Characterization and bottleneck analysis of a 64-bit ARMv8 platform
Document Type
Conference
Source
2016 IEEE International Symposium on Performance Analysis of Systems and Software (ISPASS) Performance Analysis of Systems and Software (ISPASS), 2016 IEEE International Symposium on. :36-45 Apr, 2016
Subject
Communication, Networking and Broadcast Technologies
Components, Circuits, Devices and Systems
Computing and Processing
Bridges
Computational modeling
Power measurement
Radiation detectors
Hardware
Benchmark testing
Energy consumption
Language
Abstract
This paper presents the first comprehensive study of the performance, power and energy consumption of the Applied-Micro X-Gene, the first commercially available 64-bit ARMv8 platform, for HPC workloads. Our study includes a detailed comparison of the X-Gene to three other architectural design points common in HPC systems. Across these platforms, we perform careful measurements across 400+ workloads, covering different application domains, parallelization models, floating-point precision models and memory intensities. We find that the X-Gene has an average of 1.2× better energy consumption than an Intel Sandy Bridge, a design commonly found in HPC installations, while the Sandy Bridge is an average of 2.3× faster than X-Gene. Precisely quantifying the causes of performance and energy differences between two platforms is an important but challenging problem that is often addressed via detailed simulation, an approach that has limited ability to scale up to full applications and broad workload mixes. Instead, this paper adopts a statistical framework called Partial Least Squares (PLS) Path Modeling to solve this problem.

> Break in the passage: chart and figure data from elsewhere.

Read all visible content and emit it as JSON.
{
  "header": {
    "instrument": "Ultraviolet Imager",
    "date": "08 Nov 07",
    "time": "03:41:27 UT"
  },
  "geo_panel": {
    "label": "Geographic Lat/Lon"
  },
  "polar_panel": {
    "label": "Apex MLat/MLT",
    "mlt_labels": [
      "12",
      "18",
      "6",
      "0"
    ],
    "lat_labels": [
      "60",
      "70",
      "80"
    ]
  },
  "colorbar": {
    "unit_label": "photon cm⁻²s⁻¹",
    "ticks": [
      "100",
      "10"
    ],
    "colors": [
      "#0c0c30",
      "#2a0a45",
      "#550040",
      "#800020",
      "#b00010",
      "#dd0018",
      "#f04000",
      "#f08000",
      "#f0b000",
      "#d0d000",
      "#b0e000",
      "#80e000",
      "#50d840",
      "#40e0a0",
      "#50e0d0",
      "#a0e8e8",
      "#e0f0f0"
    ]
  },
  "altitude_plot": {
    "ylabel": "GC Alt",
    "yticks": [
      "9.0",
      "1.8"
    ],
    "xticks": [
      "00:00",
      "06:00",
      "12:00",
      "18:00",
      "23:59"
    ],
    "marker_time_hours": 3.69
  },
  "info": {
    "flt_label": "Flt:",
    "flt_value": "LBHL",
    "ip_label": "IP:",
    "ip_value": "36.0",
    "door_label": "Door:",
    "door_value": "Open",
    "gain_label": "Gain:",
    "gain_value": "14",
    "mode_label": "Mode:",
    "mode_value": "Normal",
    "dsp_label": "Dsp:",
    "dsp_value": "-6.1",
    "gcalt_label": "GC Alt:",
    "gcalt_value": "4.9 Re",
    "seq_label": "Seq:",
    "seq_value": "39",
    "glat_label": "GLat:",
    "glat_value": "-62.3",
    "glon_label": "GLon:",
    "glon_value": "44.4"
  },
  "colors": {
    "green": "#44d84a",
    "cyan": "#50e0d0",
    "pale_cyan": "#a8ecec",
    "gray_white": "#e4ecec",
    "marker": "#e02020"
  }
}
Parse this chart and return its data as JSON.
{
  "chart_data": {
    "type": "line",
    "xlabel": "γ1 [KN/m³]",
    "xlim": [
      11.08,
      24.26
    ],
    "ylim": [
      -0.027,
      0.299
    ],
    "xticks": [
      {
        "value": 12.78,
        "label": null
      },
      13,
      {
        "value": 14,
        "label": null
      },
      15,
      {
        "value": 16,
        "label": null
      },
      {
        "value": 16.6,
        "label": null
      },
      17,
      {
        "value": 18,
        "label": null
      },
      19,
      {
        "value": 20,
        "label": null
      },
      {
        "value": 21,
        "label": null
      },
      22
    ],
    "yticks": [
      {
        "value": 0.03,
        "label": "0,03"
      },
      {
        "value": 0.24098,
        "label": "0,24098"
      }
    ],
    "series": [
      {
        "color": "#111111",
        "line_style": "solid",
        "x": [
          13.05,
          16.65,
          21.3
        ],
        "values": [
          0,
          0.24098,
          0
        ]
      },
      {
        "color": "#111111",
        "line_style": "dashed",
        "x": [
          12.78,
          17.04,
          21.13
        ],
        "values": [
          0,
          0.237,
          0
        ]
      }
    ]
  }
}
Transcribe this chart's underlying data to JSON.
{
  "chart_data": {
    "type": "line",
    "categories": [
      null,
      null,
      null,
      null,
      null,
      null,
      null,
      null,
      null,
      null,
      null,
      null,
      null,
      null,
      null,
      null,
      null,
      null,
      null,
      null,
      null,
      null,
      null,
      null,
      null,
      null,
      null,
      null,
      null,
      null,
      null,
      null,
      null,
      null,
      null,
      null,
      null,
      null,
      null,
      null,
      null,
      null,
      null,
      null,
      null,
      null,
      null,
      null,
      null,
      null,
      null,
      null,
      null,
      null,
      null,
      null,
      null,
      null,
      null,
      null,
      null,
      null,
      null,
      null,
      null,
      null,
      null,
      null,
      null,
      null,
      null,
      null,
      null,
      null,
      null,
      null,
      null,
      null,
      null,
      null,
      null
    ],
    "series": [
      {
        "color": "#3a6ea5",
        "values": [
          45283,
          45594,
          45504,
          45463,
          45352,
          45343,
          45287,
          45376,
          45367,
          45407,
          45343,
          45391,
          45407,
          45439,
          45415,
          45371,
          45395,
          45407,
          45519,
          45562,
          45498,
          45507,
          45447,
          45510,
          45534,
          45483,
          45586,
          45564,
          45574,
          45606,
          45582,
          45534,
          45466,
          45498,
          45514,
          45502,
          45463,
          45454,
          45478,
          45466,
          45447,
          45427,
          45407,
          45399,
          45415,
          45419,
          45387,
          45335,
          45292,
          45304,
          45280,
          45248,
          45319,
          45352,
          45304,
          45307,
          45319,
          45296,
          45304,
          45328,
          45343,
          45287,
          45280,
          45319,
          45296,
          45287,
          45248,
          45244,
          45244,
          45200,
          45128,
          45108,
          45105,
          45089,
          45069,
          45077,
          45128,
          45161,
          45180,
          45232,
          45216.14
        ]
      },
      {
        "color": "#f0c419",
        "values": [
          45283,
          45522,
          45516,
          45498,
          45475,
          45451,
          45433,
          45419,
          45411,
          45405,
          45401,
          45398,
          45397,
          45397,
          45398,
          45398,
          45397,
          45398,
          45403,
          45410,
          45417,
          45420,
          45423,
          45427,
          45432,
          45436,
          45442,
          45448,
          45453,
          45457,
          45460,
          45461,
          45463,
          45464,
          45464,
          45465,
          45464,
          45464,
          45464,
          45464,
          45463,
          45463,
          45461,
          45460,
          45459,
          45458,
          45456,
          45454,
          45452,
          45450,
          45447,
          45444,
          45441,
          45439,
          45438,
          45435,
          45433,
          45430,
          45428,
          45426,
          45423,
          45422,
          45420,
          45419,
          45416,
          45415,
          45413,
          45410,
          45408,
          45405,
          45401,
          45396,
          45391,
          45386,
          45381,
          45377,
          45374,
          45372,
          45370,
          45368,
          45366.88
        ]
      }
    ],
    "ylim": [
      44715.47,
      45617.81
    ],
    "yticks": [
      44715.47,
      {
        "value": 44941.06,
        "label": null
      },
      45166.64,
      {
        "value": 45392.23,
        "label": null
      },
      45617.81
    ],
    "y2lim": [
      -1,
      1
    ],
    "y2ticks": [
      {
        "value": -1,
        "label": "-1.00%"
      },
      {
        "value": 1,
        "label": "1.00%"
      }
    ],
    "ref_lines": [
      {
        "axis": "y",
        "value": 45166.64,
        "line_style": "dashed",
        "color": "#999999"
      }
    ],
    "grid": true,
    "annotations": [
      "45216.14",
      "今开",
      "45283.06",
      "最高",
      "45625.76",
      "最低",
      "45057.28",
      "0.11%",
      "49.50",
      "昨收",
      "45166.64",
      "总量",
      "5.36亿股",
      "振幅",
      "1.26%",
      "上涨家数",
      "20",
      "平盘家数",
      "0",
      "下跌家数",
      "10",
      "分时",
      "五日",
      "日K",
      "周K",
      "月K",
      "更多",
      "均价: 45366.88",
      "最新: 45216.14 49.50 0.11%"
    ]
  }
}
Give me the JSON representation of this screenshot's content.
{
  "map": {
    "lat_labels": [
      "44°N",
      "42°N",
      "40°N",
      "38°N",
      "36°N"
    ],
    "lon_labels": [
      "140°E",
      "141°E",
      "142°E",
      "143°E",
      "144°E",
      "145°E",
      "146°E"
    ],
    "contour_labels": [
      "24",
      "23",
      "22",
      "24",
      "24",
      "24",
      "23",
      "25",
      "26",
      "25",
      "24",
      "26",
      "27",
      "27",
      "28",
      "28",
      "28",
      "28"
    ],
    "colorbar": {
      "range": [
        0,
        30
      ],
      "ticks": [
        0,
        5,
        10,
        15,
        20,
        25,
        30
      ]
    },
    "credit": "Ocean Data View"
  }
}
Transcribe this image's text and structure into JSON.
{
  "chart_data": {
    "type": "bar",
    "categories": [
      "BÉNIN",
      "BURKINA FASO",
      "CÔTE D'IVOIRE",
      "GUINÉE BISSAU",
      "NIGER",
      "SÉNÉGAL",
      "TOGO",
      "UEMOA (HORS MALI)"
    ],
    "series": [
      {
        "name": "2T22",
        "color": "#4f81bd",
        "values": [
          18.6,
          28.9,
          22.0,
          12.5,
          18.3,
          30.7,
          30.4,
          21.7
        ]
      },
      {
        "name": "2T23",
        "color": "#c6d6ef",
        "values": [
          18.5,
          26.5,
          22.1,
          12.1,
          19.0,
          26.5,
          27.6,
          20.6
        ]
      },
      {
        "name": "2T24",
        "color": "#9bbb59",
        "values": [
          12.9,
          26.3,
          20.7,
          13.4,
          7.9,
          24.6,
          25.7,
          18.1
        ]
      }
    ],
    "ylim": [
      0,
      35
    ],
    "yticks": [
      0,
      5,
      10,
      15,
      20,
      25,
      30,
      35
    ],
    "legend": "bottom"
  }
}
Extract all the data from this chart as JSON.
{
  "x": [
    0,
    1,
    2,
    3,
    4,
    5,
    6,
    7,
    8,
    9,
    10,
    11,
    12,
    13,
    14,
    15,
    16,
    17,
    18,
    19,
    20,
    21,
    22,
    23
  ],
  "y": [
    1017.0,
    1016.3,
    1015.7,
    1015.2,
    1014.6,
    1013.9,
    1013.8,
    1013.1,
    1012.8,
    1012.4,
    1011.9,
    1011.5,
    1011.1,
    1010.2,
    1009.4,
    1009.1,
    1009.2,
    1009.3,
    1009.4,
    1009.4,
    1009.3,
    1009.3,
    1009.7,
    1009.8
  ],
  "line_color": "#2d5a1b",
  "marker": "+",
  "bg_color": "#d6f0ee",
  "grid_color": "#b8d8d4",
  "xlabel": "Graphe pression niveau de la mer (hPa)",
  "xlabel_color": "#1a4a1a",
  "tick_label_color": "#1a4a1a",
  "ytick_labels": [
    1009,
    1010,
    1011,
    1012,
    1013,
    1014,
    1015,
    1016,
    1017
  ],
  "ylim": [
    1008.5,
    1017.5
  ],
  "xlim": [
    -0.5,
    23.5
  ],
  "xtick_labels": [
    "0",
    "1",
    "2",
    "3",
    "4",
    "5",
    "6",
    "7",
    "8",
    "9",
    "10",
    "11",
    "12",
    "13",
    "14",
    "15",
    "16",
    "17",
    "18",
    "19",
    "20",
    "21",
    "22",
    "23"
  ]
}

PLS Path Modeling allows us to capture complex cause-effect relationships and difficult-to-measure performance concepts relating to the effectiveness of architectural units and subsystems in improving application performance using readily available hardware counter measurements. We use PLS Path Modeling to quantify the causes of the performance differences between X-Gene and Sandy Bridge in the HPC domain, finding that the performance of the memory subsystem is the dominant cause of these differences.